Becoming a postage stamp is always the best revenge.

This week's episode of LGBookT remembers three gay writers who defied the odds to become iconic literary and civil rights figures around the world.



Harvey Milk, one of America's first openly gay elected officials, died November 27, 1978, murdered in his San Francisco office by a colleague on the Board of Supervisors. He was 48 years old.

Since his death, his speeches and writings have inspired activists and authors. To the immense annoyance of the LGBT community's foes, he has also been memorialized by a US postage stamp,  a US Navy vessel, and May 22 in the State of California.
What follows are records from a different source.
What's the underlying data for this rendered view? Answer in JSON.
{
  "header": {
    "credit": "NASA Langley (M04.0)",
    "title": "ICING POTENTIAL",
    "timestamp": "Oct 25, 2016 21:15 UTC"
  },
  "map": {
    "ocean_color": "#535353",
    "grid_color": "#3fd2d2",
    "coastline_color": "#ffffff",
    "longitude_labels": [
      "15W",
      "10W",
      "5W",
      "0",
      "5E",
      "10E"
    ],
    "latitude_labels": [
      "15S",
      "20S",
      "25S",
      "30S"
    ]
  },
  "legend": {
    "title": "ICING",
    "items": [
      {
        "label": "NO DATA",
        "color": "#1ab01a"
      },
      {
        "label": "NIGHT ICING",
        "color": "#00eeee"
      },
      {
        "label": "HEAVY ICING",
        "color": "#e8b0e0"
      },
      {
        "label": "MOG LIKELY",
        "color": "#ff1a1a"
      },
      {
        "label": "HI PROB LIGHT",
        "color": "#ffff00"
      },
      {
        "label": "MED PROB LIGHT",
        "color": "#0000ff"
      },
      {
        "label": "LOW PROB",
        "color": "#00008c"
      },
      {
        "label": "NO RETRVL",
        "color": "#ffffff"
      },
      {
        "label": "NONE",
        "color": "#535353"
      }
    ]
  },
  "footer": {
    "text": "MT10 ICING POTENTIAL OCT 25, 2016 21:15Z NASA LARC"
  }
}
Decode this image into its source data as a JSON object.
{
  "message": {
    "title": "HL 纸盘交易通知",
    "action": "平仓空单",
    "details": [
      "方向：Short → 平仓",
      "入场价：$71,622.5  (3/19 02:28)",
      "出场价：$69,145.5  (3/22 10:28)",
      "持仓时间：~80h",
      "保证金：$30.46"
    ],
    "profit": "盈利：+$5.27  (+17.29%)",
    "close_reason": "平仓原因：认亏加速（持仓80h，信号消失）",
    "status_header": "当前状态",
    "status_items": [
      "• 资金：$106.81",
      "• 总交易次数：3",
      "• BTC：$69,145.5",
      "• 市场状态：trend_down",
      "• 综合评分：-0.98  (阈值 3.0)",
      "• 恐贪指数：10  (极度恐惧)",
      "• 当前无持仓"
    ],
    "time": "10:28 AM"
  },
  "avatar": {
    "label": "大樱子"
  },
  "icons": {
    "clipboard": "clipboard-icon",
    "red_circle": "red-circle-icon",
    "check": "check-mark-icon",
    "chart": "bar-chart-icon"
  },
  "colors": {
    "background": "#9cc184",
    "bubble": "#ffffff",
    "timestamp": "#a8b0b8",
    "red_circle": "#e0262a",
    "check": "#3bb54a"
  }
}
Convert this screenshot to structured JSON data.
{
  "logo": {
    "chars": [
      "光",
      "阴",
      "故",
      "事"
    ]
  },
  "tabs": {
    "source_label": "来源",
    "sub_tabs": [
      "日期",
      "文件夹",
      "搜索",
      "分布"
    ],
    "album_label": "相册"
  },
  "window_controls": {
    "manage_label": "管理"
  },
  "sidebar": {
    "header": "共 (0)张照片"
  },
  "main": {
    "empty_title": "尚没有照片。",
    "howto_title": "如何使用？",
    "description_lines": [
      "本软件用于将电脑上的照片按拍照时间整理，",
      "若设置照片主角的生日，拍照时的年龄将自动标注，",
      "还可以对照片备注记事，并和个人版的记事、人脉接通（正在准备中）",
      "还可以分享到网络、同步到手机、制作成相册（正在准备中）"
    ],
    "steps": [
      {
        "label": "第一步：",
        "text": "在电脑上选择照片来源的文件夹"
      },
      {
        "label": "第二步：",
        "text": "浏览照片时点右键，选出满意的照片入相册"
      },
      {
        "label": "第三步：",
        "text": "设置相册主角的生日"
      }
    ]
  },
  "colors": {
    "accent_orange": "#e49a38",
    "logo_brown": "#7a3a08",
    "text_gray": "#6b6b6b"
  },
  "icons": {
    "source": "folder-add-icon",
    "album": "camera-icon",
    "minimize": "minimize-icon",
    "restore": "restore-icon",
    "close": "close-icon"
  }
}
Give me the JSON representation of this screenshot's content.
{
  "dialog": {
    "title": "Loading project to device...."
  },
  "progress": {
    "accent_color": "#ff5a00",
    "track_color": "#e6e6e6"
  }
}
Oscar Wilde, Anglo-Irish poet, author, and playwright, died in Paris November 30, 1900, at the age of 46. He was worn down by having been made an international pariah after a sex scandal and two trials for libel and gross indecency five years earlier, and his health had been broken by the privations of a term at hard labor in prison.

The next century saw his reputation not only restored by burnished. His plays remain in constant production. Of the making of books about his life and work, there is no end. His grave remains a pilgrimage site for LGBT citizens of the world.

In 2015 his homeland, Ireland, adopted marriage equality in an overwhelming popular vote, and in 2017 he was granted a posthumous pardon by act of the British Parliament.



James Baldwin, the African-American novelist, essayist, civil rights activist, died December 1, 1987 at the age of 63. Ever the iconoclast, Baldwin professed he criticized his homeland so sharply because he loved it so much; to live openly as a gay man in the 1960s, he moved to France, where he died, amember of the Legion of Honor, a quarter-century later. LGBT characters are out in nearly all his fiction; his second novel, Giovanni's Room (1956) caused a scandal upon a scandal: American conservatives were affronted by a novel about a homosexual love affair, even more so that its protagonist was a white man created on the page by a black author.

In the age of segregation, they argued, white queers were the province of white haters. Negroes could go get their own. Baldwin was also an influential civil rights activist even as others tried to marginalize him within that movement as they did another of its organizers, Bayard Rustin.